Something that was taken for granted - the mechanism of action of SSRIs - turns out to be far more complex than we imagined.
I've submitted this, along with another post about K+ channels by Coturnix, to the next edition of Encephalon, because both are good counterparts to this post I wrote yesterday.
Any mention of side effects of this gene deletion, or is it too early to know? I wonder if they'd be similar to SSRI side effects, and if they would give us any clues as to the connection between these channels and depression.

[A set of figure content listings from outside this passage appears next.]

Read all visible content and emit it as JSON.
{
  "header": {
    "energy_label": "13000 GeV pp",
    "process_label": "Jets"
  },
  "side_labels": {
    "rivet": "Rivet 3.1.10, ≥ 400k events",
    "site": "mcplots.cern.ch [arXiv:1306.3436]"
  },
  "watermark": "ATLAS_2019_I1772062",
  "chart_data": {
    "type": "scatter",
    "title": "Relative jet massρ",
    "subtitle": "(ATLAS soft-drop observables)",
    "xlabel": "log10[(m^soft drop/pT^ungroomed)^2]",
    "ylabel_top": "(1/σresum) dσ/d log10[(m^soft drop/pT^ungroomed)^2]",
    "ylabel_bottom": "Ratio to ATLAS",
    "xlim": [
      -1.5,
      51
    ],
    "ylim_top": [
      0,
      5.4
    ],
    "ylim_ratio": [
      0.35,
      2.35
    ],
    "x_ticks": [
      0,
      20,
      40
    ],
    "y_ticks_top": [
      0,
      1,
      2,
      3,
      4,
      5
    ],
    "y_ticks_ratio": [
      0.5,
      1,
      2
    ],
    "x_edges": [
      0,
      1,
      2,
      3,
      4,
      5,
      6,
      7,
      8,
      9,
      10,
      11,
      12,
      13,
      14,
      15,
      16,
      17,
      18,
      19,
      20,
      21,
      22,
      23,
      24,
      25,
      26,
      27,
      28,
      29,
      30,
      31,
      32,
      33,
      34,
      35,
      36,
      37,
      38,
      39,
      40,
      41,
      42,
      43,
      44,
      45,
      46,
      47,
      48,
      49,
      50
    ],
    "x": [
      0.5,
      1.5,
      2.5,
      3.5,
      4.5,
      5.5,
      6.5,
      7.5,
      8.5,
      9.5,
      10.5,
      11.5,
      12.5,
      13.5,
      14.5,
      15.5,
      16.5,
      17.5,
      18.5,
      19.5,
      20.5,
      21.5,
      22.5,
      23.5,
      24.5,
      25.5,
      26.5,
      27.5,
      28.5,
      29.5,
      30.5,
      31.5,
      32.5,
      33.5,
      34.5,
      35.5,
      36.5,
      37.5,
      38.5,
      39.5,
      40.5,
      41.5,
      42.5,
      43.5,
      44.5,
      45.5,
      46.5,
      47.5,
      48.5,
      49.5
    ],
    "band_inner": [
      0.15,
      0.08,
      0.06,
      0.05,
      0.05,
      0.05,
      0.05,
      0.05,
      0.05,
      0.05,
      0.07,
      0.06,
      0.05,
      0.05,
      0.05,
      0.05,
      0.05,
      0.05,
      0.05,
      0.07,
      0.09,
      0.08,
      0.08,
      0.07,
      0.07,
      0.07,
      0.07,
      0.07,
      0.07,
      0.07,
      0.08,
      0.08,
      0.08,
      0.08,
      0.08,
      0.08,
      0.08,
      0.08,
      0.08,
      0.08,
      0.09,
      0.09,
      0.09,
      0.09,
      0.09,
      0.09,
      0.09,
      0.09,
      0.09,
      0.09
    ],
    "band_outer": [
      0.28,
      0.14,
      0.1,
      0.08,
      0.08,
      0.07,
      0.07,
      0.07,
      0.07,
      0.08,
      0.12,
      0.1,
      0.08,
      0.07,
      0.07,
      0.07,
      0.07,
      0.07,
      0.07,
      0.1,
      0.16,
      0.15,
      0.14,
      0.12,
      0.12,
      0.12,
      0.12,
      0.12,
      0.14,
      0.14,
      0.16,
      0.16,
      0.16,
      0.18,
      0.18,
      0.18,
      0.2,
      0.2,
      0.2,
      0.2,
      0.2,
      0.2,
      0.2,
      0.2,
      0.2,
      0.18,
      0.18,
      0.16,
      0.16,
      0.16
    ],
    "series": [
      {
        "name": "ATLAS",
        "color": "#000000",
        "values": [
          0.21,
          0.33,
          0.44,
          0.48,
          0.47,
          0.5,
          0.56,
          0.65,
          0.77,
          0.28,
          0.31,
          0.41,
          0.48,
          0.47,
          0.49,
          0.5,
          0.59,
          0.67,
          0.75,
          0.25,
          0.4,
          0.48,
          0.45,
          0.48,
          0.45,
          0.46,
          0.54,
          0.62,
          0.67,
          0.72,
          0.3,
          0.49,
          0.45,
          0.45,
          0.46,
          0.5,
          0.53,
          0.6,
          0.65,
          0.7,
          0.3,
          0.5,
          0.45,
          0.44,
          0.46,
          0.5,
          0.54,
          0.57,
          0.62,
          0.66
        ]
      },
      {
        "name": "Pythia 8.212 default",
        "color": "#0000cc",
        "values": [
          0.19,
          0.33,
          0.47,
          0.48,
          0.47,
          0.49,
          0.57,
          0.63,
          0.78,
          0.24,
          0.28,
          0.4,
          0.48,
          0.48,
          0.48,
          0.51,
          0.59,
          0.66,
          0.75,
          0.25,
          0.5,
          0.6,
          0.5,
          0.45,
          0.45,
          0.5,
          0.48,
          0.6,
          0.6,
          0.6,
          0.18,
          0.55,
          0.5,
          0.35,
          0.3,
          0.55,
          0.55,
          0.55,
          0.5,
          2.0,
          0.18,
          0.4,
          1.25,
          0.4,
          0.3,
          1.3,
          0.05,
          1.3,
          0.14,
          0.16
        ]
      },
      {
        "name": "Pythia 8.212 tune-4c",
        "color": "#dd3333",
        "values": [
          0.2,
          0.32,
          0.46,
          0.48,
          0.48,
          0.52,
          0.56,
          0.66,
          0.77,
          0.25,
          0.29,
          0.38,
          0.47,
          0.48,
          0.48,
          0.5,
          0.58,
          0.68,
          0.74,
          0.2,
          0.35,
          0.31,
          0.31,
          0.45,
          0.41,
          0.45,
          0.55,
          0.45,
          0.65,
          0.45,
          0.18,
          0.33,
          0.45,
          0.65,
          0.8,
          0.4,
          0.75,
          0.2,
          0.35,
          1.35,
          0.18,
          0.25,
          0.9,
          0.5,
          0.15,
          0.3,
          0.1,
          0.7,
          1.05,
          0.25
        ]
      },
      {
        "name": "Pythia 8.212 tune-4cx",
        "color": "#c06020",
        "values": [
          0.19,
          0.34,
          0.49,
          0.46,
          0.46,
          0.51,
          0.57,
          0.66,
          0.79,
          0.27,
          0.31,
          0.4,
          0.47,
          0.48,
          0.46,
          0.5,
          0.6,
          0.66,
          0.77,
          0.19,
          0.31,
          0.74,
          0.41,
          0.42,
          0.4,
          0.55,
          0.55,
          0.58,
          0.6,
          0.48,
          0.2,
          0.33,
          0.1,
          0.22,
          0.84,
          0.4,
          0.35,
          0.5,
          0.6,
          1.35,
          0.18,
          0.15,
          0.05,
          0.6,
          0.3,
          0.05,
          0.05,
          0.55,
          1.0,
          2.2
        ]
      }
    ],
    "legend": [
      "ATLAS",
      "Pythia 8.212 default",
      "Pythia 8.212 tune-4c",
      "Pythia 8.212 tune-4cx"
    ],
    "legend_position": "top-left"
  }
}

Kate Lee, actually the funny thing about it is there is nothing ostensibly wrong with these mice. They put them through a variety of tests, and they don't have memory issues, motor issues, or anything else.
That is not as uncommon as you would think. There are actually a lot of genes where if you knock them out nothing happens. This is not because they are unnecessary, it is just that the brain has lots of ways of compensating such that you wouldn't notice.
What, if any, relation do you think this finding has to Kempermann and other's suggestion that SSRIs increase neurogenesis in the adult hippocampus?
I think it supports it as they do show that neurogenesis in the hippocampus of the transgenic mice is increased. The issue with that research is that they have never adequately convinced me that the neurogenesis is necessary for the antidepressant effect. Actually they have never really shown that it is necessary for anything.
This is largely a technical problem. In order to show that the neurogenesis is necessary you have to kill dividing cells somehow -- either with radiation or chemotherapy. Both have a zillion nonspecific effects. Also, in some cases when they have selectively irradiated the hippocampus they have failed to show a deficit.
I think it is an interesting area of research, but they still have a ways to go before they convince me it is important.
Jake, as far as I remember, when they specifically irradiated the hippocampus, fluoxetine no longer had an effect in tail suspension and forced swim tests. However, the primary criticism of that study (I can dig it up if you like) is that irradiation is not exactly the most refined tool to abolish cell division. It could be modifications of the microenvironment of hippocampal neurones that prevented antidepressants from working.
The key to resolving the issue would be a genetic model, which allows to conditionally eliminate cell division specifically in hippocampal neural progenitors (or, even better, inhibit neuronal differentiation). And I am pretty sure someone out there is working on it.
I forgot to add that this study highlights the data-rich but theory-poor state of the neurosciences.
There are of course theories for many aspects of brain function, at different levels of organization, but they are yet to be integrated into what could be called a 'whole brain' theory.
"Both [chemotherapy and radiation] have a zillion nonspecific effects" - as you wrote. Duh, I should pay more attention reading.
Somehow I am slightly more convinced by the arguement than you though. I'll stop spamming your comments now.